What you’ll learn:
- How an advanced material can become both p- and n-material based on temperature gradient.
- The process by which this material was discovered and enhanced.
- The possible applications of this device technology.
Electrical and electronic circuits as we have them wouldn’t exist without the humble diode. Even before our modern solid-state diodes, engineers used crude but effective, now-obsolete selenium rectifier and even vacuum-tube diodes. Although their nominal function is simple—to allow current to flow in one direction only—the actual role that diodes have in circuits is much more varied and creative.
The semiconductor diode, constructed of p- and n-doped materials, has a well-known temperature dependence in its current-voltage relationship—a characteristic that can adversely affect circuit performance but also be exploited to create useful functions such as precision temperature sensors. Either way, one attribute shared by all diodes is that they function as diodes until reaching catastrophic breakdown or outright failure.
But perhaps the “once a diode, always a diode” aspect doesn’t have to be so. A research team at the Technical University of Munich (TUM) discovered a material that makes it possible to create a component which reversibly transitions between diode and non-diode via a simple change in temperature gradient.
“We have now found a material which we can cause to be n-conducting or p-conducting simply by changing the temperature,” said Tom Nilges, professor of Synthesis and Characterisation of Innovative Materials at TUM.
The researchers have been able to show that a temperature change of just a few degrees is enough to bring about this effect, and that a functioning diode can be created with a temperature gradient within the material. When the material is at room temperature, it’s a normal p conductor. When a sufficient temperature gradient is applied, an n conductor is simultaneously generated in the heated areas. If the gradient falls below a threshold, the diode action ceases. An important aspect for potential applications is that the effect functions in room temperature range, with a local temperature rise of just a few degrees, from 22 to 35°C.
The search for the perfect material involved 12 years of work, culminating in the team’s discovery and in-depth investigation of metal chalcogenide halide Ag18Cu3Te11Cl3. It consists of the elements silver, copper, tellurium, and chlorine. The researchers came across this class of compounds when exploring thermoelectric materials.
One material they studied displayed the p-n switching effect. However, this was observed only in the temperature range around 100°C, which is unsuitable for practical applications. After extensive analysis and experimentation, the researchers discovered that Ag18Cu3Te11Cl3 displays the desired effect and is suitable for applications at more normal temperatures (Fig. 1).
1. Diode fabrication and U/I characterization (“U” is the German designation for volts): (a) Scheme of the measurement set-up. (b) Single crystal of Ag18Cu3Te11Cl3 mounted on top of Au electrodes and contacted with metallic In.
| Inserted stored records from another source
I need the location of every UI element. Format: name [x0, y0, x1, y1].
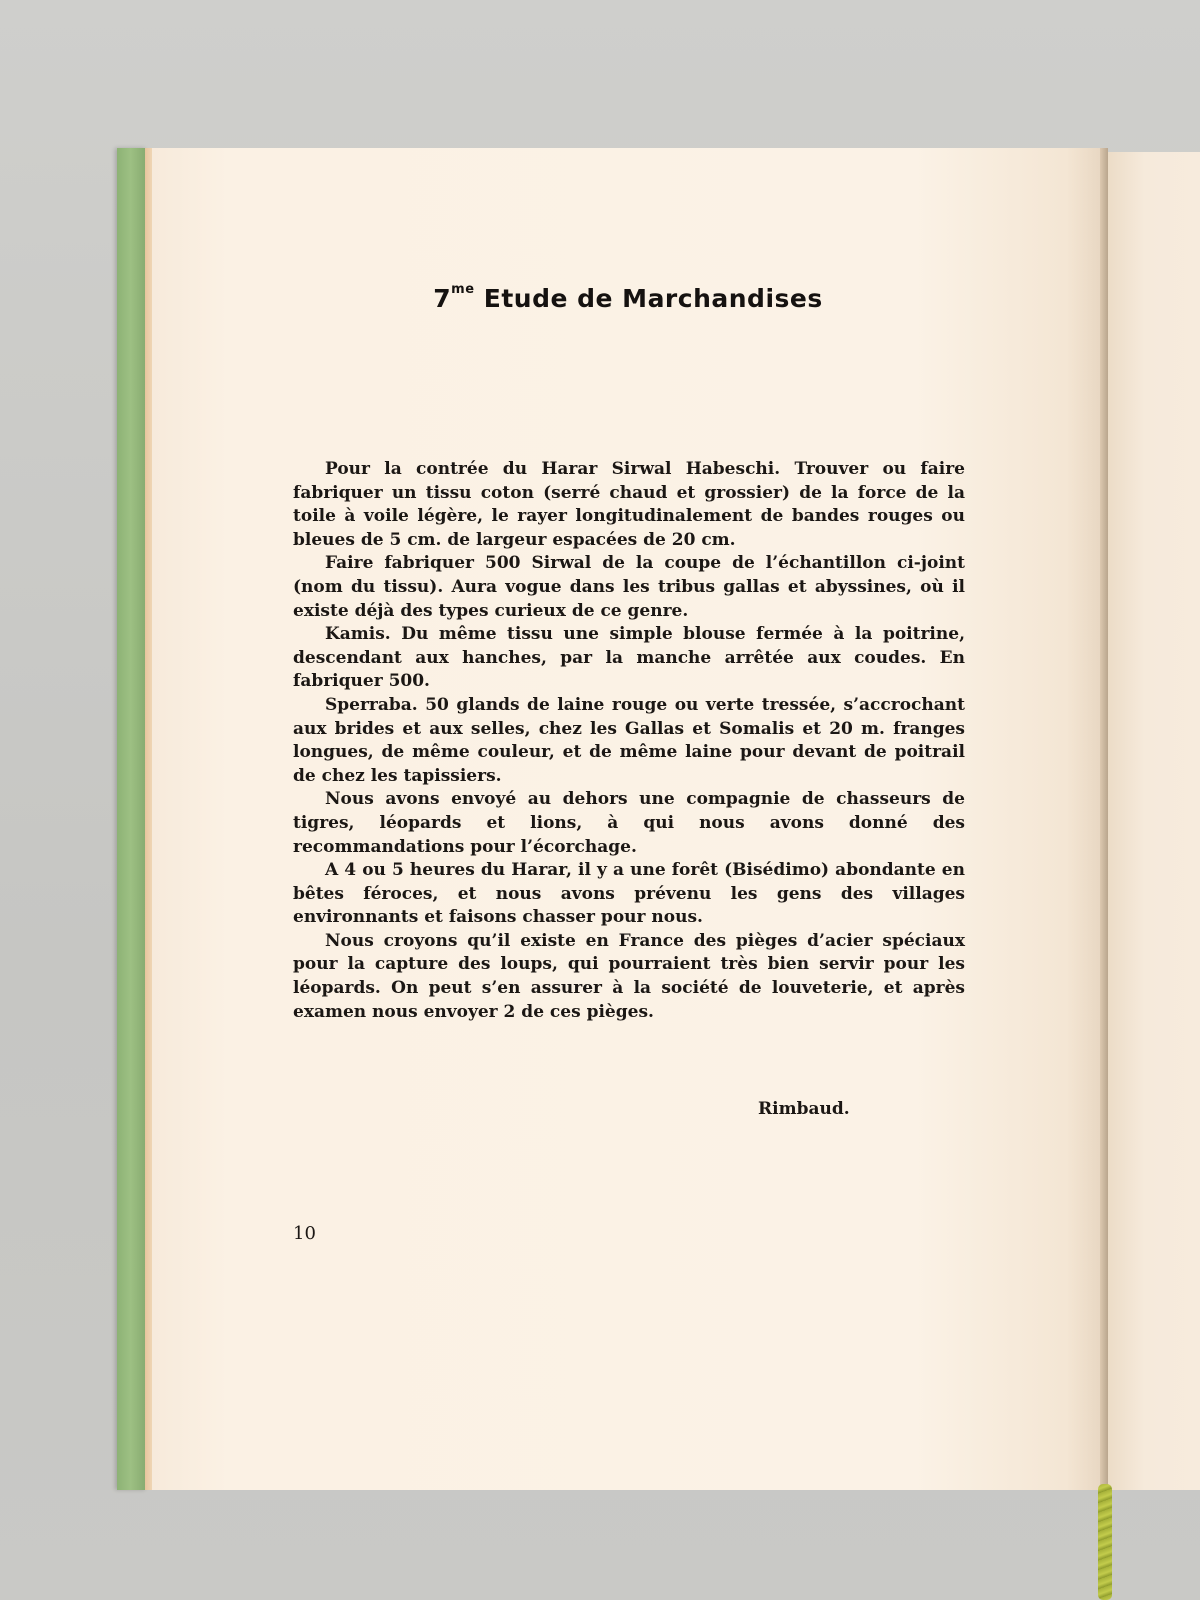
title-superscript: me [451, 282, 475, 297]
title-text: Etude de Marchandises [483, 284, 823, 313]
paragraph: Kamis. Du même tissu une simple blouse fermée à la poitrine, descendant aux hanches, par la manche arrêtée aux coudes. En fabriquer 500. [293, 624, 965, 692]
facing-page [1108, 152, 1200, 1490]
page-title [152, 284, 1104, 313]
paragraph: Nous avons envoyé au dehors une compagnie de chasseurs de tigres, léopards et lions, à qui nous avons donné des recommandations pour l’écorchage. [293, 789, 965, 857]
paragraph: A 4 ou 5 heures du Harar, il y a une forêt (Bisédimo) abondante en bêtes féroces, et nous avons prévenu les gens des villages environnants et faisons chasser pour nous. [293, 860, 965, 928]
body-text [293, 458, 965, 1024]
title-number: 7 [433, 284, 452, 313]
paragraph: Pour la contrée du Harar Sirwal Habeschi. Trouver ou faire fabriquer un tissu coton (serré chaud et grossier) de la force de la toile à voile légère, le rayer longitudinalement de bandes rouges ou bleues de 5 cm. de largeur espacées de 20 cm. [293, 459, 965, 550]
bookmark-ribbon [1098, 1484, 1112, 1600]
paragraph: Sperraba. 50 glands de laine rouge ou verte tressée, s’accrochant aux brides et aux selles, chez les Gallas et Somalis et 20 m. franges longues, de même couleur, et de même laine pour devant de poitrail de chez les tapissiers. [293, 694, 965, 786]
paragraph: Faire fabriquer 500 Sirwal de la coupe de l’échantillon ci-joint (nom du tissu). Aura vogue dans les tribus gallas et abyssines, où il existe déjà des types curieux de ce genre. [293, 553, 965, 621]
book-gutter [1100, 148, 1108, 1490]
page-number: 10 [293, 1223, 316, 1244]
signature: Rimbaud. [758, 1099, 850, 1119]
paragraph: Nous croyons qu’il existe en France des pièges d’acier spéciaux pour la capture des loups, qui pourraient très bien servir pour les léopards. On peut s’en assurer à la société de louveterie, et après examen nous envoyer 2 de ces pièges. [293, 930, 965, 1022]
green-cover-edge [117, 148, 147, 1490]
The 49-Ω resistances used to apply a temperature gradient via resistivity heating can be found next to the right contact. (c) U/I plot measured at 281 K within b- Ag18Cu3Te11Cl3 (black line) and after applying temperature to the system to create a gradient of 13 K between 295(1) and 308(1) K (blue line). (d) Switching time of the diode under the same thermal gradient. A 5-V forward was applied, followed by a –5-V reverse current at t = 0. (The errors of the measured values are located within the points. (e) To ensure that no Schottky diode is being formed in the applied temperature ranges, they also measured isothermal U/I curves for Ag18Cu3Te11Cl3 up to 331 K. When the entire crystal was held at the same temperature, no rectifying characteristic was found. A conductivity increase was seen at higher temperatures as is expected for a semiconductor. (The errors of the measured values are located within the points.)
An obvious question is this: What are the possible applications for this morphable diode? Then answer is easy: It’s unclear. The authors speculate about possibilities, but they are very tentative and vague. As the next step, the researchers intend to show that their material can be used to create transistors through temperature changes. Then, with appropriate design, a single device could function as a resistance, a diode, or a transistor, depending on the temperature gradient and the position of the connections.
Of course, it’s easy to dismiss this development as having no viable applications, at least as of yet. Often, though, fundamental advances that seem to have no application eventually do so. Someone figures out how to adopt and adapt it to solve problems or implement functions that weren’t even conceived. Note that when Theodore H. Maiman demonstrated the first optical laser in 1960, journalists were impressed. However, some also derisively dismissed it as a “solution looking for problems to solve”—and we know how the laser story went after that.
In addition to the theoretical analysis, extensive tests were performed across a wide array of electrical, physical, chemical, crystal diffraction, and other parameters (Fig. 2).
2. Lead researcher and author Anna Vogel mounting a crystal on the single-crystal diffractometer to measure some of the device’s characteristics. In front of her is the glass capillary on which a 2-mm diameter crystal is placed.
The material science and physical chemistry is detailed—and I do mean detailed—in their deep-diving, 30-page, technically intense paper with the surprisingly short title “A Switchable One-Compound Diode,” published in Advanced Materials. In addition, they have added a 31-page Supporting Information file that goes even further into the physical structure and characteristics.